III. Cinayetin Bedeli: İdeolojinin Kurbanı
Filmin sonu, Maciek’in kendi varoluşsal kararsızlığının bedelini ödemesiyle gelir.
- Öldürmekten Vazgeçmek: Maciek, duygusal bağlılık (Krystyna) ve hayattan vazgeçme yorgunluğu (savaş) nedeniyle, Szczuka’yı öldürme görevini yarıda bırakır. O, “öldürüp saklanmaya devam edemeyeceğini” fark etmiştir; sadece yaşamak istemektedir.

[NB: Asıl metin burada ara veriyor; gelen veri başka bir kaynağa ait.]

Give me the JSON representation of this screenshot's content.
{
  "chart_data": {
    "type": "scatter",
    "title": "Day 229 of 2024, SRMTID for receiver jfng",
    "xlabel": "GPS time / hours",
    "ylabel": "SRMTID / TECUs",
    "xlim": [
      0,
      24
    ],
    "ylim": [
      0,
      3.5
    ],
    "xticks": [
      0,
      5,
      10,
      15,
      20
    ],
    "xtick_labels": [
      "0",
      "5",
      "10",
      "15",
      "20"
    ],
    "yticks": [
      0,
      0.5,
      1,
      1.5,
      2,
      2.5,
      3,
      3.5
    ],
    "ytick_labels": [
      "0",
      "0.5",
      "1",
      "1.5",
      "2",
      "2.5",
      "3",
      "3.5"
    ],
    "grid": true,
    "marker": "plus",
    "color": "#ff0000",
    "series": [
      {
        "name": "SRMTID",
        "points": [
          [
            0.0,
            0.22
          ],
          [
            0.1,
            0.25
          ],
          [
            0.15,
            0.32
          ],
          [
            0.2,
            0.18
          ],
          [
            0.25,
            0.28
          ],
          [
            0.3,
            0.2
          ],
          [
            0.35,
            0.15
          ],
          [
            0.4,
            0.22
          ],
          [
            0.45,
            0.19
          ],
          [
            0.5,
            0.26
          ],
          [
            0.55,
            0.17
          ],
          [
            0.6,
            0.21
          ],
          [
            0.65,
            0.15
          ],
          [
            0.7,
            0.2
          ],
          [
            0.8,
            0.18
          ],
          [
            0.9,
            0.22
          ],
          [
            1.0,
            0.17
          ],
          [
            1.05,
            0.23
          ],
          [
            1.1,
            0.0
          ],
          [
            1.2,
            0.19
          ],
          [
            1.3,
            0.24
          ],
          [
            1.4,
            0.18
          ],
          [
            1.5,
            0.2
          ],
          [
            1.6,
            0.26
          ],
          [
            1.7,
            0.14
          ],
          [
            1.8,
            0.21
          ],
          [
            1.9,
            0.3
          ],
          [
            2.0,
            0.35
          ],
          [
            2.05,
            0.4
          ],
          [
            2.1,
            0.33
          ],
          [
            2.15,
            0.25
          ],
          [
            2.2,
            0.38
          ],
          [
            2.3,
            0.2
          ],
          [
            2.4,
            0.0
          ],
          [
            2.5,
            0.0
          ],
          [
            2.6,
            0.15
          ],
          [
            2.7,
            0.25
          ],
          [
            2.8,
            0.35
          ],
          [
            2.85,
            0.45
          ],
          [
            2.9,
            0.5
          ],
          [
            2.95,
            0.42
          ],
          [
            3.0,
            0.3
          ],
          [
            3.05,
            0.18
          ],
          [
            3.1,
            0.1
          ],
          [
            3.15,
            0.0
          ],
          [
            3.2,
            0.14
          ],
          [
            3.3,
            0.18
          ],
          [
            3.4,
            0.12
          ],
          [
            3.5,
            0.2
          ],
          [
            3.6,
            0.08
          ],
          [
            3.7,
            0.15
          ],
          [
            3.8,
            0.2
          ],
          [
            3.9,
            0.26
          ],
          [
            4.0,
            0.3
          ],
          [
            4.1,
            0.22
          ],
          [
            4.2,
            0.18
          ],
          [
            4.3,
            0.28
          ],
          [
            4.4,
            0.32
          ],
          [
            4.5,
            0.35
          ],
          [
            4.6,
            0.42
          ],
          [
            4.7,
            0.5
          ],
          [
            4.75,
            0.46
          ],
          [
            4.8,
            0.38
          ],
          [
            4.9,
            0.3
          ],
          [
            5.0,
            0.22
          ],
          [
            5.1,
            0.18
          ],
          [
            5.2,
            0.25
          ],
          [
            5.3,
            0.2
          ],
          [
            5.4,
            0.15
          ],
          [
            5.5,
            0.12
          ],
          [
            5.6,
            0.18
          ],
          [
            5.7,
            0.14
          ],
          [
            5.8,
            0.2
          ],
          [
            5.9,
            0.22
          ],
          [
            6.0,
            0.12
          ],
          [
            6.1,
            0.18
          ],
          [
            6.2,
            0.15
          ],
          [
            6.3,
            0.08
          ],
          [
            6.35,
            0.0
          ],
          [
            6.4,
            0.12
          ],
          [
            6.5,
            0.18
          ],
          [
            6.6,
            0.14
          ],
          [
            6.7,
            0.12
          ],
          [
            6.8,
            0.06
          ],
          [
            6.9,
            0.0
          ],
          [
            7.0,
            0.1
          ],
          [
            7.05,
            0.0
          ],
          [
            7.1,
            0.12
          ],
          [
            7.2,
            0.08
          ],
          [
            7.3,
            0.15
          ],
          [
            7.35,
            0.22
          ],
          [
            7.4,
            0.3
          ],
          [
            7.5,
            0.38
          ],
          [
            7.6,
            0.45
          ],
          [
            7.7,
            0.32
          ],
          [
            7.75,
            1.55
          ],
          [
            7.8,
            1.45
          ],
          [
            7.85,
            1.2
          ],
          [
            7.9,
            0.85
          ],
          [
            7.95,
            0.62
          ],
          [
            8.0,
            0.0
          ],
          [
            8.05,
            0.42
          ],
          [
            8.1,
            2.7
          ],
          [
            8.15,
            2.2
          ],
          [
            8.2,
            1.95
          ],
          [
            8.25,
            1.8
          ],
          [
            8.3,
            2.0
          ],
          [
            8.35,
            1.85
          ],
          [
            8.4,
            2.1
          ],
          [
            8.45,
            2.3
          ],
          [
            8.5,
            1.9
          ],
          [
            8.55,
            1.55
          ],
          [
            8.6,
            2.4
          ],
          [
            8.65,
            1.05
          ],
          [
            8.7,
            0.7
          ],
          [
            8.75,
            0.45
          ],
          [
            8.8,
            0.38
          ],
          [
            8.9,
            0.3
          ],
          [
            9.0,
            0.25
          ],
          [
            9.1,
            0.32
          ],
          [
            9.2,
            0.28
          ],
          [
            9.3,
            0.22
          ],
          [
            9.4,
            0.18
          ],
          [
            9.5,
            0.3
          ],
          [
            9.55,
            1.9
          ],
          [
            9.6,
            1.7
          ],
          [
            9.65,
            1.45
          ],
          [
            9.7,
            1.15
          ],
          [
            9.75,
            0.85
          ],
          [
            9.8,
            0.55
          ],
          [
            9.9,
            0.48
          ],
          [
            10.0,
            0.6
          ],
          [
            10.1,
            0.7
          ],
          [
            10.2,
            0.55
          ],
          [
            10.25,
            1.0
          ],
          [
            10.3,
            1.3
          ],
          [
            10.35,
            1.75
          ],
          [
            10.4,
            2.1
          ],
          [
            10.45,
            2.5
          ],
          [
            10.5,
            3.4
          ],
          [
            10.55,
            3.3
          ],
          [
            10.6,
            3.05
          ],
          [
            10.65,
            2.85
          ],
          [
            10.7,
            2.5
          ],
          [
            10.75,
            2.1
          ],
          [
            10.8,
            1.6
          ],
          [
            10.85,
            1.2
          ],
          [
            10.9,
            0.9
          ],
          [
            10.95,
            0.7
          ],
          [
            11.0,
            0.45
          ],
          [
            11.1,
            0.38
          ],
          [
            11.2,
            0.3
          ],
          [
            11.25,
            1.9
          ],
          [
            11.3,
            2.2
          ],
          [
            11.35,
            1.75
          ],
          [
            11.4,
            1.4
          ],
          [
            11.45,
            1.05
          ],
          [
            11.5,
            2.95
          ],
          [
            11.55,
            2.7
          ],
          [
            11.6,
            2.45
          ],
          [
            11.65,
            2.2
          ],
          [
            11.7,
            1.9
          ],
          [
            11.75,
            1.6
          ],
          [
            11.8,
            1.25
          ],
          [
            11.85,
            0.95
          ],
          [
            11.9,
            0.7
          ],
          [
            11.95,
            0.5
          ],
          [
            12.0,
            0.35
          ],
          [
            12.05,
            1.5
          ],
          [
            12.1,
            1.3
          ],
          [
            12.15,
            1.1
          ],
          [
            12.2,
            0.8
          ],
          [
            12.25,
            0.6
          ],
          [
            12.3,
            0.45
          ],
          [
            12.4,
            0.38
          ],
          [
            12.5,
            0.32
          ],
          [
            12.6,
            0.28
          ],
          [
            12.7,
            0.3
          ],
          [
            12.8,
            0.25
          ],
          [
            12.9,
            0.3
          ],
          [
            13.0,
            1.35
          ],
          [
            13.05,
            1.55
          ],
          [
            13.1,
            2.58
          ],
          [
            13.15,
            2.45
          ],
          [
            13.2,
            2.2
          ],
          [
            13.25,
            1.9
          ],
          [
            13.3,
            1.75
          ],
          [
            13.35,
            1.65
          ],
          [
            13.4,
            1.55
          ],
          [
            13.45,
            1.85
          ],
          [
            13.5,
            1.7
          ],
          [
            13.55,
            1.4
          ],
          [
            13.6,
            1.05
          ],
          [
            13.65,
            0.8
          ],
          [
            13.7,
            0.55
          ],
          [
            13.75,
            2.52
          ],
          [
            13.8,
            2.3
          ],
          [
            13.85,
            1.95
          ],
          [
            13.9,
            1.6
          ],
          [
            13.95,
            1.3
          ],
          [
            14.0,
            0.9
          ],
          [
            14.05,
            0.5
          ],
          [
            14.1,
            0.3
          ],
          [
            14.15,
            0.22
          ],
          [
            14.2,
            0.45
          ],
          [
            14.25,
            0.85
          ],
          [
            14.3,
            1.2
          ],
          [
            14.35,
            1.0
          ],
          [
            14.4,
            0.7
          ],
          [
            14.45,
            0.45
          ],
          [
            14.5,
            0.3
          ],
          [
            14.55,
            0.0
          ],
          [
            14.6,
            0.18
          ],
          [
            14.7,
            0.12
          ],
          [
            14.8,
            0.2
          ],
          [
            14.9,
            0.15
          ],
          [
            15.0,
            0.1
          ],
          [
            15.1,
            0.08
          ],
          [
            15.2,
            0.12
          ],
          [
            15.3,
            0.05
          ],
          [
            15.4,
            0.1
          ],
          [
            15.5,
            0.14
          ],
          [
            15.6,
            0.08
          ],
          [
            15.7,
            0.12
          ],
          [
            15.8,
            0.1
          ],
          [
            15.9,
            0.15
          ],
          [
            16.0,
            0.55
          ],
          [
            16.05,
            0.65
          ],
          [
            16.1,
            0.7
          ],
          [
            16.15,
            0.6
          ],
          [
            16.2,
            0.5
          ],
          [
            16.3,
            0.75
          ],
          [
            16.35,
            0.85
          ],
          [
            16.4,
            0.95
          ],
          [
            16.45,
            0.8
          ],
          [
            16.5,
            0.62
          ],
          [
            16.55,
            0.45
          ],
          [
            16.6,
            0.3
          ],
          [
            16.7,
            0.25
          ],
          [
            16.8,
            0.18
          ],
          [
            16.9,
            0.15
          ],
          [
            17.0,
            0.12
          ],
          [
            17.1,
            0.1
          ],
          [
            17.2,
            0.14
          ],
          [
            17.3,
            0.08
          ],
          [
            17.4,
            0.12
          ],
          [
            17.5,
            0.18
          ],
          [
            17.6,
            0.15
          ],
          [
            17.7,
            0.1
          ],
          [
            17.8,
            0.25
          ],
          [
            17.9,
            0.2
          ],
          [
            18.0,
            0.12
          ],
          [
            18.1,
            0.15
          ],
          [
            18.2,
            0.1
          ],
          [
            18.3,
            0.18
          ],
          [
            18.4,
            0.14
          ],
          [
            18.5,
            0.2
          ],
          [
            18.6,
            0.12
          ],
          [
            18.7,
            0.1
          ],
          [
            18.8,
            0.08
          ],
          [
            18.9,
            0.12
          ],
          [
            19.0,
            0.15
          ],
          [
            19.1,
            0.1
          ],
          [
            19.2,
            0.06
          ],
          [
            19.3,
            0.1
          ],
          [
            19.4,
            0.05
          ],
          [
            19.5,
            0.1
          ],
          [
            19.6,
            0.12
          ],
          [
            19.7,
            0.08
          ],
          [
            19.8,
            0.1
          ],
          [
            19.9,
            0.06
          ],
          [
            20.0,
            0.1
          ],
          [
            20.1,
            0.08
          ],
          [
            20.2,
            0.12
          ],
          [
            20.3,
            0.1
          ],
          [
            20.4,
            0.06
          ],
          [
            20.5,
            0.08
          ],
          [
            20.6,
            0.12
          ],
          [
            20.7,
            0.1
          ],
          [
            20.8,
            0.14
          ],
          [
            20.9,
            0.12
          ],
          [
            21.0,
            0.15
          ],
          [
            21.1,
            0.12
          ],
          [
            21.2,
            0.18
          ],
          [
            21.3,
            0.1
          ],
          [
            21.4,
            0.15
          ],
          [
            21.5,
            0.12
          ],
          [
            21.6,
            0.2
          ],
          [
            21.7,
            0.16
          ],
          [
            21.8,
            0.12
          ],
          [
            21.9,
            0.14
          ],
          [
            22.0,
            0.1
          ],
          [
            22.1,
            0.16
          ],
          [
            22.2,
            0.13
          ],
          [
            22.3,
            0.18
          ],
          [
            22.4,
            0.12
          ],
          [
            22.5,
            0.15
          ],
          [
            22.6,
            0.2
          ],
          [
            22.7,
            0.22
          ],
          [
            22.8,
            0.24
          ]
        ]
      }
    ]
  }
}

- Dava Karşısında Aşk: Andrzej, Maciek’i sertçe eleştirir: “Aşık oldun ve bu senin sorunun! Kişisel meselelerini davamızın üstünde tutamazsın!” Bu, ideolojinin (davanın), insani duyguları (aşkı) nasıl ihanet saydığını gösterir.
- Nihai Yıkım: Maciek, görevden kaçtığı için eski yoldaşları tarafından takip edilir ve vurulur. O, ne eski düzene ne de yeni düzene ait olabilmiştir. Yorgun ruhu, iki düzenin çatlağında can verir.